Research Update: Augmented Reality in Museums

Augmented Reality, also known as AR, provides a live view of a real world environment with elements that are augmented by computer-generated images. Generally speaking, AR applications for smartphones usually include GPS (Global Positioning System) to pinpoint the user’s location and detect device orientation by using the compass. Unlike Virtual Reality (VR), which provides an entire artificial environment, AR makes use of the existing environment and overlays new information on top of it. It blurs the line between the reality and the computer-generated information by enhancing what we see, hear, feel and smell.

Pokémon GO, the popular game released by Niantic Inc. in the summer of 2016, is a great example of how location-based AR has transformed the gaming experience. Not only AR has found its place in gaming – it also has become a novel medium that offers new layers of interpretation to museum collections. According to the 2012 Mobile in Museums Study, 1% museums in the United States have started embarking on AR as a mobile feature.

AR is an attractive medium for use in museums because digital databases challenge existing archives with obsolescence, and the ever-growing tide of digital information can be reconciled with traditional, physical databases through the promise of AR.
— Geoffrey Alan Rhodes, Filmmaker, Assistant Professor at School of the Art Institute of Chicago

Museums are experimenting with location-based AR apps both in and out of the exhibition space. A recent example is the Chicago 00 Project, a partnership between the Chicago History Museum and filmmaker Geoffrey Alan Rhodes. The newly developed “Chicago 00 The Eastland Disaster” app offers a customized AR tour. As the users walk along the Chicago river walk between Clark and LaSalle Streets, a gallery of images appear, allowing users to experience the story of the disaster viscerally.

A lot more museums are using AR apps or apps with AR feature as an engagement tool inside exhibition spaces. For instance, the Smithsonian's National Museum of Natural History's AR app -"Skins & Bones", exposed the story behind the skeletons using AR.

Some museums have not created AR apps by themselves, but have utilized free AR apps developed by technology companies in order to attract and engage visitors in temporary exhibitions. In early 2016 at the “Kehinde Wiley: A New Republic” Exhibition, Seattle Art Museum utilized the Layar AR app so that visitors could enjoy a free AR smartphone experience. 

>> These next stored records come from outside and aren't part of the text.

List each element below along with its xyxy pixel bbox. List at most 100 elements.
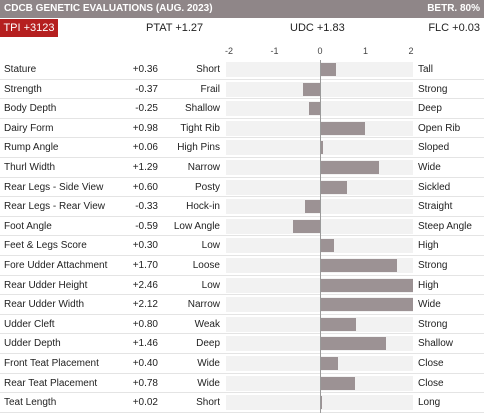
trait-value: +0.40 [132,358,158,369]
high-label: Wide [418,299,441,311]
trait-name: Rear Teat Placement [4,377,98,389]
trait-value: +1.70 [132,260,158,271]
high-label: Shallow [418,338,454,350]
high-label: Strong [418,260,448,271]
trait-value: +0.06 [132,142,158,154]
trait-value: +0.02 [132,397,158,409]
trait-value: -0.33 [135,201,158,213]
low-label: Shallow [184,103,220,115]
row-divider [0,137,484,139]
trait-row: Rear Teat Placement +0.78 Wide Close [0,374,484,394]
bar [320,298,413,312]
row-divider [0,274,484,276]
low-label: Short [196,397,220,409]
trait-value: +0.78 [132,377,158,389]
flc-value: FLC +0.03 [428,22,480,34]
row-divider [0,98,484,100]
trait-value: -0.37 [135,83,158,95]
bar-track [226,62,413,77]
trait-name: Udder Depth [4,338,61,350]
bar [320,121,365,135]
trait-row: Stature +0.36 Short Tall [0,60,484,80]
low-label: Short [196,64,220,75]
udc-value: UDC +1.83 [290,22,345,34]
bar [320,259,398,272]
trait-row: Rear Legs - Side View +0.60 Posty Sickled [0,178,484,198]
row-divider [0,254,484,256]
trait-value: +0.36 [132,64,158,75]
high-label: Tall [418,64,434,75]
row-divider [0,392,484,394]
trait-row: Teat Length +0.02 Short Long [0,393,484,413]
tick-label: 0 [317,46,323,56]
bar [293,219,320,233]
x-axis: -2 -1 0 1 2 [0,38,484,60]
trait-name: Rump Angle [4,142,59,154]
low-label: Low [201,240,220,252]
trait-row: Udder Cleft +0.80 Weak Strong [0,315,484,335]
trait-row: Front Teat Placement +0.40 Wide Close [0,354,484,374]
trait-name: Rear Udder Height [4,279,88,291]
high-label: Strong [418,318,448,330]
row-divider [0,372,484,374]
trait-value: -0.25 [135,103,158,115]
report-header: CDCB GENETIC EVALUATIONS (AUG. 2023) BET… [0,0,484,18]
trait-row: Rear Udder Height +2.46 Low High [0,276,484,296]
high-label: Close [418,358,444,369]
low-label: Low [201,279,220,291]
bar-track [226,395,413,411]
bar [320,357,339,370]
row-divider [0,411,484,413]
bar [320,63,337,76]
trait-value: +1.29 [132,162,158,173]
bar-track [226,316,413,332]
bar-track [226,140,413,156]
high-label: Open Rib [418,122,461,134]
row-divider [0,196,484,198]
bar [308,102,320,116]
bar [320,180,348,194]
ptat-value: PTAT +1.27 [146,22,204,34]
trait-row: Fore Udder Attachment +1.70 Loose Strong [0,256,484,276]
bar [304,200,320,214]
trait-name: Front Teat Placement [4,358,99,369]
low-label: Deep [196,338,220,350]
trait-value: +1.46 [132,338,158,350]
trait-name: Thurl Width [4,162,56,173]
tpi-badge: TPI +3123 [0,19,58,37]
tick-label: 2 [408,46,414,56]
trait-name: Fore Udder Attachment [4,260,108,271]
bar [320,141,323,155]
bar [303,82,320,96]
summary-bar: TPI +3123 PTAT +1.27 UDC +1.83 FLC +0.03 [0,18,484,38]
high-label: Wide [418,162,441,173]
low-label: Wide [197,377,220,389]
trait-row: Rear Legs - Rear View -0.33 Hock-in Straigh… [0,197,484,217]
row-divider [0,176,484,178]
tick-label: -2 [224,46,234,56]
trait-name: Udder Cleft [4,318,55,330]
low-label: Wide [197,358,220,369]
trait-value: +0.98 [132,122,158,134]
trait-value: +0.80 [132,318,158,330]
trait-name: Strength [4,83,42,95]
trait-name: Rear Legs - Rear View [4,201,105,213]
low-label: Loose [192,260,220,271]
trait-name: Feet & Legs Score [4,240,87,252]
high-label: Sloped [418,142,450,154]
bar [320,161,379,174]
high-label: High [418,240,439,252]
low-label: Weak [194,318,220,330]
low-label: Narrow [187,299,220,311]
row-divider [0,78,484,80]
trait-name: Dairy Form [4,122,54,134]
trait-value: +2.12 [132,299,158,311]
trait-row: Udder Depth +1.46 Deep Shallow [0,334,484,354]
high-label: Strong [418,83,448,95]
row-divider [0,313,484,315]
low-label: Low Angle [173,220,220,232]
high-label: Deep [418,103,442,115]
bar-track [226,238,413,254]
row-divider [0,333,484,335]
reliability-label: BETR. 80% [427,3,480,14]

Living in a digital age, people have already been accustomed to holding up their smartphone and other mobile devices to take pictures. Thus, scanning an AR object with the device can easily fit into the museum experience. AR apps allow museum visitors to gain information in a more convenient, efficient and entertaining way. AR tools offer museum visitors the ability to deploy their own smartphones as pocket-size screens through which surrounding spaces become a stage for endless extra layers of information. In addition, comparing with the widely used QR codes scanning mobile feature in the museums, which usually is a manual tracking system, the AR feature on museum apps work with automated image recognition to scan real world objects.

For museums that are willing to embrace the technology trend, developing an appropriate kind of AR app can be a way to achieve various organizational goals. AR can be an expensive and challenging technology for museums, but it is well worth the effort. We can expect that AR may soon become a standard, so those who are early adopters of the technology will be rewarded for their foresight. In the coming months, I will review case studies on museums that have used AR apps inside their exhibition spaces, and provide guidelines for how to choose an appropriate AR app for a museum.